As for our recently published T11, I’m again on the fifty fifty side:
I love gear and tier sets and once more I find myself thinking “thank you, thank you, whoever designs our sets!” because it’s BLUE! YAY! I was scared to end up with a red and brown, fiery cataclysmic looking set which is great for some classes surely, not so much for a holy healer though. Let’s see what the other colors will be, but this is a great start! It looks very royal with the blue and gold and considering the onion-shaped headpiece and overall theme, it reminds me a lot of some oriental, middle-eastern garment.

Here comes the first but – the shoulders look like those old Mage T2 water dispensers or then the Harvest Festival shoulder-piece. Either way, they don’t seem to fit the rest of the set at all! What’s up with making priests look like football players?

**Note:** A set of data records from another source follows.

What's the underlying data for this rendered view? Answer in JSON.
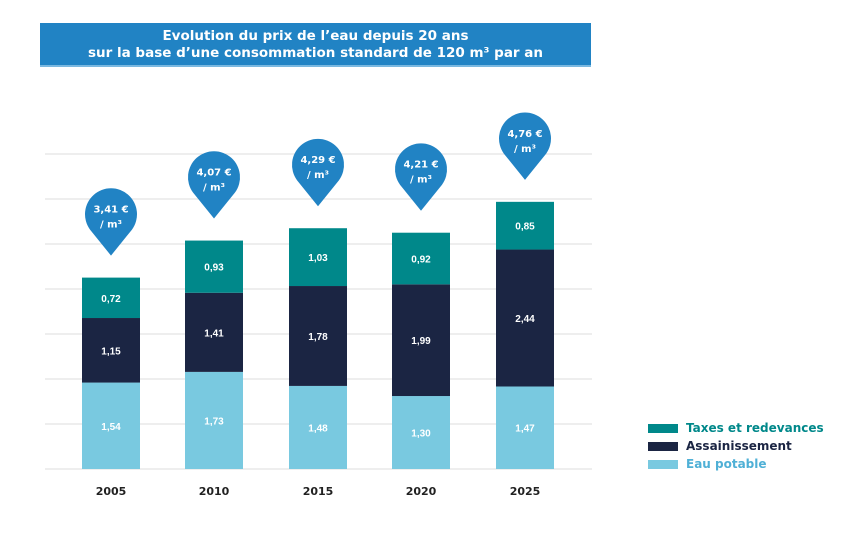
{
  "title": [
    "Evolution du prix de l’eau depuis 20 ans",
    "sur la base d’une consommation standard de 120 m³ par an"
  ],
  "chart_data": {
    "type": "bar",
    "stacked": true,
    "categories": [
      "2005",
      "2010",
      "2015",
      "2020",
      "2025"
    ],
    "series": [
      {
        "name": "Eau potable",
        "color": "#79c9e0",
        "values": [
          1.54,
          1.73,
          1.48,
          1.3,
          1.47
        ],
        "labels": [
          "1,54",
          "1,73",
          "1,48",
          "1,30",
          "1,47"
        ]
      },
      {
        "name": "Assainissement",
        "color": "#1b2543",
        "values": [
          1.15,
          1.41,
          1.78,
          1.99,
          2.44
        ],
        "labels": [
          "1,15",
          "1,41",
          "1,78",
          "1,99",
          "2,44"
        ]
      },
      {
        "name": "Taxes et redevances",
        "color": "#00888a",
        "values": [
          0.72,
          0.93,
          1.03,
          0.92,
          0.85
        ],
        "labels": [
          "0,72",
          "0,93",
          "1,03",
          "0,92",
          "0,85"
        ]
      }
    ],
    "totals": [
      "3,41 €",
      "4,07 €",
      "4,29 €",
      "4,21 €",
      "4,76 €"
    ],
    "total_unit": "/ m³",
    "total_values": [
      3.41,
      4.07,
      4.29,
      4.21,
      4.76
    ],
    "pin_color": "#2183c4",
    "grid": true,
    "legend_position": "right",
    "ylim": [
      0,
      5.5
    ]
  }
}
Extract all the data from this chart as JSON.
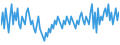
{
  "values": [
    5,
    8,
    4,
    9,
    6,
    3,
    7,
    10,
    5,
    8,
    6,
    9,
    5,
    4,
    7,
    6,
    5,
    8,
    9,
    7,
    5,
    6,
    4,
    3,
    5,
    7,
    4,
    3,
    2,
    1,
    3,
    2,
    4,
    3,
    5,
    4,
    6,
    5,
    7,
    6,
    5,
    4,
    6,
    5,
    7,
    6,
    5,
    7,
    6,
    5,
    4,
    6,
    5,
    7,
    8,
    6,
    5,
    7,
    6,
    5,
    8,
    10,
    4,
    8,
    3,
    9,
    5,
    7,
    6,
    8,
    9,
    7,
    10,
    6,
    8,
    5,
    7,
    9,
    6,
    8
  ],
  "line_color": "#3a9de0",
  "bg_color": "#ffffff",
  "linewidth": 1.2
}
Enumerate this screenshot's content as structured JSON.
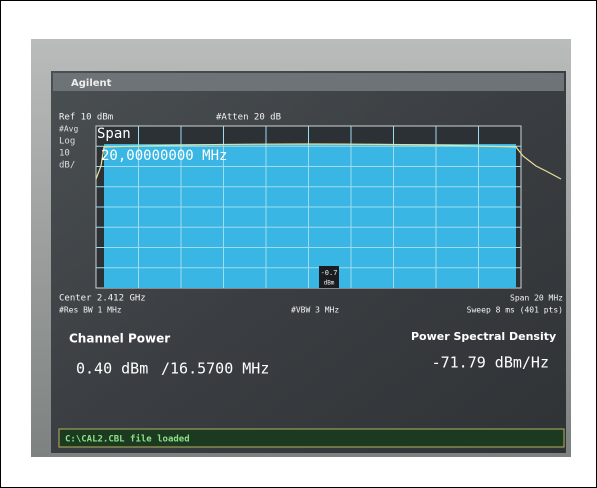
{
  "header": {
    "brand": "Agilent"
  },
  "top": {
    "ref": "Ref 10 dBm",
    "atten": "#Atten 20 dB"
  },
  "left": {
    "avg": "#Avg",
    "log": "Log",
    "scale": "10",
    "unit": "dB/"
  },
  "display": {
    "span_label": "Span",
    "span_value": "20,00000000 MHz",
    "marker_value": "-0.7",
    "marker_unit": "dBm"
  },
  "bottom": {
    "center": "Center 2.412 GHz",
    "res_bw": "#Res BW 1 MHz",
    "vbw": "#VBW 3 MHz",
    "span": "Span 20 MHz",
    "sweep": "Sweep 8 ms (401 pts)"
  },
  "results": {
    "channel_power_title": "Channel Power",
    "channel_power": "0.40 dBm",
    "bandwidth": "/16.5700 MHz",
    "psd_title": "Power Spectral Density",
    "psd": "-71.79 dBm/Hz"
  },
  "status": "C:\\CAL2.CBL file loaded"
}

The even bigger but: the female tier model is the only one that comes belly-free….did the tailor run out of cloth or something? Oh, get real already! And not just about the usual stupid male designer touch, but seriously: is this what you think of priests Blizzard? The sissies in the raid that go belly-free because really, they aren’t doing that much so why not flaunt their bellies in combat while everyone else is geared up in their battle armor? Let’s tan our tank a little while some blazing AoE of doom is raining down on everybody?? Wut???

I hope they get a ton of angry emails until Cataclysm! And yes, I will wear a matching shirt!